InsightSoftwareConsortium / ITK

Insight Toolkit (ITK) -- Official Repository. ITK builds on a proven, spatially-oriented architecture for processing, segmentation, and registration of scientific images in two, three, or more dimensions.
https://itk.org
Apache License 2.0
1.37k stars 660 forks source link

String manipulation security: Remove snprintf with user defined formatting options. #4621

Open hjmjohnson opened 2 months ago

hjmjohnson commented 2 months ago

Description

Allowing users to specify formatting strings at runtime is a well known exploitable code security vulnerability.

We currently suppress these warnings, but it would be better to re-write the codebase to avoid the security vulnerability all together.

Steps to Reproduce

    ITK_GCC_PRAGMA_PUSH
    ITK_GCC_SUPPRESS_Wformat_nonliteral
    snprintf(fileName, IOCommon::ITK_MAXPATHLEN + 1, m_SeriesFormat.c_str(), fileNumber);
    ITK_GCC_PRAGMA_POP

Expected behavior

No warning suppression and no security vulnerability.

Actual behavior

When ITK_GCC_SUPPRESS_Wformat_nonliteral supression are disabled, warnings are issued.

Reproducibility

New compilers, and requesting -Wformat-nonliteral

Versions

Since the earliest versions of ITK to at least 2024-04-29

Additional Information

https://github.com/InsightSoftwareConsortium/ITK/pull/4616#discussion_r1583057823

dzenanz commented 2 months ago

Removing this feature is likely to just push it into the application code, for the applications that already use it. And it is a non-issue for most applications. Leaving it in, makes it easy for applications to expose this security vulnerability to the end-user. But how much of an issue is this? I think this issue should be a low priority.

N-Dekker commented 2 months ago

This issue only applies to m_SeriesFormat, right? As far as I can see, that's the only case where the user is allowed to specify the formatting by a printf-like string.

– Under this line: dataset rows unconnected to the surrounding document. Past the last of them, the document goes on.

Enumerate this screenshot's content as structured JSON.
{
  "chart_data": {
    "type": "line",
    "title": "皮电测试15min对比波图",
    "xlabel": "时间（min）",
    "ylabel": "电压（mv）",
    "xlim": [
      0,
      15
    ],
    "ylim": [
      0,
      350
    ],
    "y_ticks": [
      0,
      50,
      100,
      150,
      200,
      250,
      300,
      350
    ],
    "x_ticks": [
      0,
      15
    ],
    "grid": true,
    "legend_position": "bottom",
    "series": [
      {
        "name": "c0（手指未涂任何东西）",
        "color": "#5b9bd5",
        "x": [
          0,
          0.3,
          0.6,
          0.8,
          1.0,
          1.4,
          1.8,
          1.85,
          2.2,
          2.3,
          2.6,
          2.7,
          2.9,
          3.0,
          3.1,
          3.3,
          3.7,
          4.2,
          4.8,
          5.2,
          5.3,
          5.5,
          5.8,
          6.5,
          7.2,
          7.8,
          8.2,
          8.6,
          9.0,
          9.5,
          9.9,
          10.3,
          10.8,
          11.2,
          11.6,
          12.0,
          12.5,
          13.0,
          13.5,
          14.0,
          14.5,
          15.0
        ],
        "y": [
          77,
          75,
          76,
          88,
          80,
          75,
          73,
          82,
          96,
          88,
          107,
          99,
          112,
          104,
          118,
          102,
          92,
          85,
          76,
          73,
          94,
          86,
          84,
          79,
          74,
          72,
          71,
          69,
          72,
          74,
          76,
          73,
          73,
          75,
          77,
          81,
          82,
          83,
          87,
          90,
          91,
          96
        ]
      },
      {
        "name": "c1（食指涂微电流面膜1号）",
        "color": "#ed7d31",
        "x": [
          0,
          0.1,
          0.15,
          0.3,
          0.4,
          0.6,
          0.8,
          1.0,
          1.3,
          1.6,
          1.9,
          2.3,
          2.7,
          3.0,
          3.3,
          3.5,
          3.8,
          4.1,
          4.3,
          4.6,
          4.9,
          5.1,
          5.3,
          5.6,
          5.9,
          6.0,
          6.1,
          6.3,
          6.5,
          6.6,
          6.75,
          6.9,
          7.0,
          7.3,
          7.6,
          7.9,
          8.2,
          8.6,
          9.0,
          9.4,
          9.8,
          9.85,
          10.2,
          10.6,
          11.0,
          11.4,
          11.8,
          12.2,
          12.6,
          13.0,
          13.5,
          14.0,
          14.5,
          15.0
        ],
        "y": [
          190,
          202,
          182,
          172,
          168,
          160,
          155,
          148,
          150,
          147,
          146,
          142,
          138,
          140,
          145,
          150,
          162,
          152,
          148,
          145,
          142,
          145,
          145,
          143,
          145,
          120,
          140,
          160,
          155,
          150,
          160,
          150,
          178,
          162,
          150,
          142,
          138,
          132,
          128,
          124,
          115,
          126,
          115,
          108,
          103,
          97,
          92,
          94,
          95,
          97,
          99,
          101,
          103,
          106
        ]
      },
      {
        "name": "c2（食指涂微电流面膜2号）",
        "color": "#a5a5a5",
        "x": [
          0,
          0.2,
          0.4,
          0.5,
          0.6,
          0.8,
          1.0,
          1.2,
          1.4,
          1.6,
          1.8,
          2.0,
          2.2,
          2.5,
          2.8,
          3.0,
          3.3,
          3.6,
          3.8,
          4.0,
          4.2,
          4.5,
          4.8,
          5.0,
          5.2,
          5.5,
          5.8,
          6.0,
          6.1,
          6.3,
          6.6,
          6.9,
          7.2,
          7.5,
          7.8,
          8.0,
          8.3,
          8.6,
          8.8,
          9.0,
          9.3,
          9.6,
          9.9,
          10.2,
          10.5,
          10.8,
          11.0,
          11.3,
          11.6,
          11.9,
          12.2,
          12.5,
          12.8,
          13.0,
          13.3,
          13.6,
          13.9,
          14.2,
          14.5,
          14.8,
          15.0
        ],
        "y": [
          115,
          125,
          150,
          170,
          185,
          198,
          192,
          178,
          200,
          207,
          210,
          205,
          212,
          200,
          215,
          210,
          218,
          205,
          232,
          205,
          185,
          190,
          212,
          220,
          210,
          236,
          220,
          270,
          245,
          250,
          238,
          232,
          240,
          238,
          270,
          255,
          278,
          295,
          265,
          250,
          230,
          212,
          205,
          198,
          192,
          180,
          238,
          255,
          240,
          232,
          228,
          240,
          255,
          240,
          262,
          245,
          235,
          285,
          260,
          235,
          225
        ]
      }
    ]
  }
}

The least we could do is add a warning/note to m_SeriesFormat and its setter.

In the future, we could maybe replace it with a C++20 std::format based implementation.

seanm commented 2 months ago

Removing this feature is likely to just push it into the application code, for the applications that already use it.

Depends, in user's application code, it might be a compile-time constant.

This issue only applies to m_SeriesFormat, right? As far as I can see, that's the only case where the user is allowed to specify the formatting by a printf-like string.

Yes, only one I see too. And the only warnings here too: https://open.cdash.org/viewBuildError.php?type=1&buildid=9579695

In the future, we could maybe replace it with a C++20 std::format based implementation.

How would that help?

N-Dekker commented 2 months ago

In the future, we could maybe replace it with a C++20 std::format based implementation.

How would that help?

Correction: I should say std::vformat, not std::format! std::vformat checks that the passed parameters match with the format string. It prevents hackers from accessing arbitrary memory through the format string.


Looking at https://github.com/InsightSoftwareConsortium/ITK/blob/487da6d086b341808147c71e8dd1eb1f57371ea6/Modules/IO/ImageBase/include/itkImageSeriesWriter.hxx#L143

snprintf(fileName, IOCommon::ITK_MAXPATHLEN + 1, m_SeriesFormat.c_str(), fileNumber);

Could then (when using C++20) be replaced with something like:

std::string fileName = std::vformat(m_SeriesFormatString, fileNumber);
seanm commented 2 months ago

Ah that looks promising. I guess it could even be done today, wrapped in #if __cplusplus > xyz and falling back to snprintf in the #else.

N-Dekker commented 2 months ago

Ah that looks promising. I guess it could even be done today, wrapped in #if __cplusplus > xyz and falling back to snprintf in the #else.

Well, ideally yes. But the format of std::format/std::vformat is different from the old printf/snprintf "%d" format. So it would be an API change 🤷 .

blowekamp commented 2 months ago

2 cents: For SimpleITK we did not expose these methods and pushed the generation or globing to scripting language. Other languages seem more expressive, and less error prone for these types of operations.

dzenanz commented 2 months ago

I guess that will be easier from C++ too, when C++20 is available.